Canadians struggle with growing financial complexity, warns C.D. Howe Institute

As personal wealth climbs, so does the pressure on Canadians to make smarter and riskier money moves

Canadians struggle with growing financial complexity, warns C.D. Howe Institute

Canadians have never been wealthier, but also more on their own when it comes to managing that wealth, according to a new report.

The C.D. Howe Institute’s Pierre-Carl Michaud and Bernard Morency have written a commentary called ‘Learning to Fly: How Canadians Can Navigate a More Complex Financial Landscape’ and argue that the country’s financial environment has evolved faster than its citizens’ ability to keep up.

The result: Canadians are now “pilots” of their own financial futures, but many haven’t learned to fly.

“Households are now managing more money in situations where their decisions have far-reaching consequences,” the authors write.

According to the report, the average Canadian household’s net worth has more than doubled in the past three decades, rising from about $158,900 in 1990 to roughly $415,000 per person in 2024. But as assets have grown, traditional safety nets have eroded.

Employer pensions, especially in the private sector, have become far less common, shifting responsibility for saving, investing and decumulating to individuals who have to decide how much to save, where to invest, when to retire, and how to turn their savings into income.

The C.D. Howe authors warn that many aren’t equipped to do so with a survey of six fundamental financial questions on topics such as compound interest, inflation and risk diversification, finding that just over half of Canadians could answer more than three correctly.

But when asked about registered savings tools like RRSPs and TFSAs, fewer than one in four managed to answer more than three questions right. “Despite sustained efforts to improve it, progress has been modest,” the authors note.

Beyond saving and investing, retirees are now grappling with how to turn their wealth into sustainable income during the decumulation phase. The risks are stacking up: longer life expectancy, rising long-term care costs and growing reliance on home equity.
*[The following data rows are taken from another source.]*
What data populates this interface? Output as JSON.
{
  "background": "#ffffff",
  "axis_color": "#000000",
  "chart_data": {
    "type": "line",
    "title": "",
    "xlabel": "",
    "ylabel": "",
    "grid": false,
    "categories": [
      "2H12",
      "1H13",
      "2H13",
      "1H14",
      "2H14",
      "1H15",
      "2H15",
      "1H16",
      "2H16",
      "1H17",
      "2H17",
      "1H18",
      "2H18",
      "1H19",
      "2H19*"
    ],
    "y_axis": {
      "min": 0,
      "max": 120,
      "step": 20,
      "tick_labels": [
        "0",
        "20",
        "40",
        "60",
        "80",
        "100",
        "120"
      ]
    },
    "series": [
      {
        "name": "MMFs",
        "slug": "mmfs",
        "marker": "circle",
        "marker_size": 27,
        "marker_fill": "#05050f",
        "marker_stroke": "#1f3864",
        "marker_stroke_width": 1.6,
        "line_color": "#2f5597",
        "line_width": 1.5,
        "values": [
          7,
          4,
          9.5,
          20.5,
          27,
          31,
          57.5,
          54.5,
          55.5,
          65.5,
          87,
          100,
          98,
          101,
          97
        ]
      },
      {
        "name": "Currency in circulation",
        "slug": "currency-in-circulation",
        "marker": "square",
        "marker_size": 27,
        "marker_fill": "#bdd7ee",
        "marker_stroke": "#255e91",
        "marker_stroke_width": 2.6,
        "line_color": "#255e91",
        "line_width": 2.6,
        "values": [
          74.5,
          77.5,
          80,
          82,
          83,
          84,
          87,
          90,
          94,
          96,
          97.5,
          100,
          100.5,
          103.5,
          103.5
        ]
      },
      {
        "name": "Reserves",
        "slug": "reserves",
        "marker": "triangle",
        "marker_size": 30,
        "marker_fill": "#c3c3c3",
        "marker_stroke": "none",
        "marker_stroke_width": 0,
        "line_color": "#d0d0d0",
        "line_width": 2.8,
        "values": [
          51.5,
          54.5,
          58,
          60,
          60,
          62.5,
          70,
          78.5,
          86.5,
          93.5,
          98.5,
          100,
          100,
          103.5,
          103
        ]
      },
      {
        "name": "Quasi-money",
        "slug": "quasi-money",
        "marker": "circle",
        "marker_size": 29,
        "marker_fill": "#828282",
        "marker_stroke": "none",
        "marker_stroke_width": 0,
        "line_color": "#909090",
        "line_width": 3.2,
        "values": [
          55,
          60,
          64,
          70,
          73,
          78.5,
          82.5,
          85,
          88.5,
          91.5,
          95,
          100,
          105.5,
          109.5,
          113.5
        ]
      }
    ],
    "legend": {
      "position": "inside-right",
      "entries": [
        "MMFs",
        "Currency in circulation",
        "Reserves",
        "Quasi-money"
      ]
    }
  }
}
Fewer than 12% of Canadians have purchased life annuities, less than 3% hold long-term care insurance and under 1% have taken out a reverse mortgage.

Michaud and Morency outline three key levers to help Canadians navigate this environment more effectively:

  • Financial literacy: “Financial literacy is the foundation” of sound decision-making, they write.
  • Technology and advice: AI tools could help people plan better, but only if they understand the basics well enough to use them safely.
  • Government action: The authors call for clear regulation around financial technology and suggest Ottawa consider a national retirement dashboard to help Canadians track savings and future income.

“Canada needs a ‘pilot’ in government charged with developing a personal finance flight simulator that Canadians can use to train in how to fly and land their personal finance plane,” they argue.